The US must now conduct aggressive offensive operations against known terror groups while they consolidate and reorganize their force structure to adjust to the personnel losses. The US must collaborate closely with its allies in the realms of diplomacy, intelligence sharing and military action to determine which terror groups are losing members, generate more specific information and then target the cell for destruction.
The existence and general operational areas of many terror groups and cells are known to the friendly intelligence services, but they may lack certain data that prevents them from destroying those cells, such as specific locations, times, names, descriptions etc. Other groups may be under surveillance, but rather than targeting them, intelligence services wait for the terrorists to lead them to their higher echelon of command.

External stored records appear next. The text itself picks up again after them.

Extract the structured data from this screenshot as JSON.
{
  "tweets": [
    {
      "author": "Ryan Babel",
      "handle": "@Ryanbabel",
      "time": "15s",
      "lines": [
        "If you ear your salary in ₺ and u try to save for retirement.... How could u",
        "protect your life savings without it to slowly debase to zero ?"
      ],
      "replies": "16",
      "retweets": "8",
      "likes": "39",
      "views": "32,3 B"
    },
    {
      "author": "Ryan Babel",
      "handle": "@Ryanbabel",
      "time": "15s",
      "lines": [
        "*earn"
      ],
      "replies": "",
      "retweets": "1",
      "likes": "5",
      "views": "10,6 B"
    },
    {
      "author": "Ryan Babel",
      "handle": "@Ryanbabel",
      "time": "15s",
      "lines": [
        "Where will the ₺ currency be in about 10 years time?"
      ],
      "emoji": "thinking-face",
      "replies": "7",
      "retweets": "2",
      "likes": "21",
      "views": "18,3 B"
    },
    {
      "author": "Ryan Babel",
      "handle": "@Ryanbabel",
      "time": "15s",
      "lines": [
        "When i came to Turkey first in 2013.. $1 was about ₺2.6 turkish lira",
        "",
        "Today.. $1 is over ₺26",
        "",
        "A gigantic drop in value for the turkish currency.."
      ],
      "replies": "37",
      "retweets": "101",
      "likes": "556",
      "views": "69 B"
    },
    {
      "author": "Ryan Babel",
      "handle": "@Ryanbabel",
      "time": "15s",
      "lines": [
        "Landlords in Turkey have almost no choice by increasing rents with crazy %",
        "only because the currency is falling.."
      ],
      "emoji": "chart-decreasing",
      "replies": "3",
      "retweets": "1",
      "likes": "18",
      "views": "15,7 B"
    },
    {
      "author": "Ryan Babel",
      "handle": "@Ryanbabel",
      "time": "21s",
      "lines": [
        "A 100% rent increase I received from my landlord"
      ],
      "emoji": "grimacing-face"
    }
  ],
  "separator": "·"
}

Step 1 in the well-timed offensive is for US and allied intelligence services to determine which known terror cells can be exploited for vulnerabilities due to personnel losses. Key indications of terrorists attempting to exfiltrate their operational areas include:
- Decreased cell optempo: They cannot maintain the same pace of terrorist operations with fewer men.
- Decreased local phone traffic accompanied by increased long distance and international phone traffic: Cell and group leaders will be calling their bosses requesting replacements and reinforcements.

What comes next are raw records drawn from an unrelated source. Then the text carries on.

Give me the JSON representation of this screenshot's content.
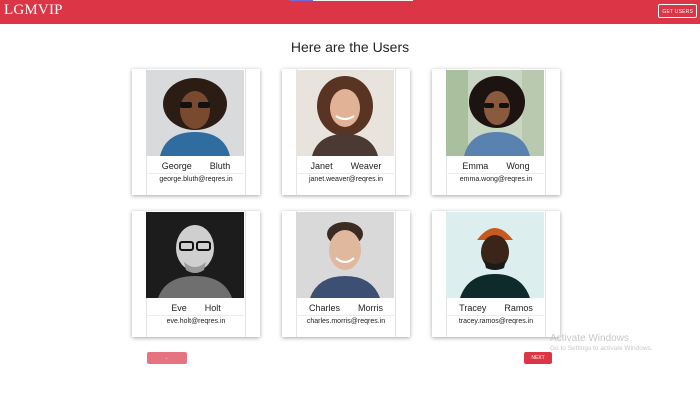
{
  "nav": {
    "brand": "LGMVIP",
    "get_users_label": "GET USERS",
    "accent": "#dc3545"
  },
  "heading": "Here are the Users",
  "users": [
    {
      "first": "George",
      "last": "Bluth",
      "email": "george.bluth@reqres.in"
    },
    {
      "first": "Janet",
      "last": "Weaver",
      "email": "janet.weaver@reqres.in"
    },
    {
      "first": "Emma",
      "last": "Wong",
      "email": "emma.wong@reqres.in"
    },
    {
      "first": "Eve",
      "last": "Holt",
      "email": "eve.holt@reqres.in"
    },
    {
      "first": "Charles",
      "last": "Morris",
      "email": "charles.morris@reqres.in"
    },
    {
      "first": "Tracey",
      "last": "Ramos",
      "email": "tracey.ramos@reqres.in"
    }
  ],
  "pagination": {
    "previous_label": "← PREVIOUS",
    "next_label": "NEXT →"
  },
  "watermark": {
    "title": "Activate Windows",
    "subtitle": "Go to Settings to activate Windows."
  }
}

- Decreased violence in Iraq and Afghanistan: About 20% of Jihadists in these theatres are Libyan, and as we are all well aware, Libya is currently experiencing the most intense conflict between resistance groups and its government.
- Discovery of dead terrorists: While some cell and group leaders will respect a member’s loyalty to his home nation, others will kill a member who tries to leave the cell in order to maintain operational security. Each member of the cell is familiar with that group’s tactics, techniques and procedures, safe-house locations, methods of communication, true identities and security measures. The cellleader will not want these secrets compromised. Also, some terror leaders may consider a member’s departure a betrayal of the cause and kill them out of vindictiveness.
- Increased trafficking through known rat-lines: Rat-lines are essentially human trafficking methods, routes and infrastructure used to discreetly transport terrorists from one place to another. Known and suspected terrorists will attempt to return to their home nations through both commercial travel and other illicit methods such as rat-lines. When they are travelling, they are vulnerable and more easily identified by surveillance assets.
Step 2 is where tempo is important: Once intelligence sources have verified that a terror cell is vulnerable due to personnel loss, an operation should be planned to neutralize the target. This kind of operation is no different than those currently being conducted in the Special Operations realm, but the tempo of the action must be quick and discreet. Many terror cells and groups are mutually supporting and have regular contact. If the tempo is too slow and word gets out that a cell has been neutralized, related cells will disband, melt into the local population and be very difficult or even impossible to re-acquire.
The US can significantly degrade terrorist capabilities and operations by exploiting their disorganization resulting from losing members to anti-government movements in the Middle East. However, these losses are only a temporary vulnerability and the US must use the principles of timing and tempo to exploit them before the terrorists re-constitute their organizations. Hannibal applied both throughout his fifteen year campaign in Italy and suffered not a single tactical defeat. Custer applied neither, and his defeat is considered one of the most decisive in US Army history.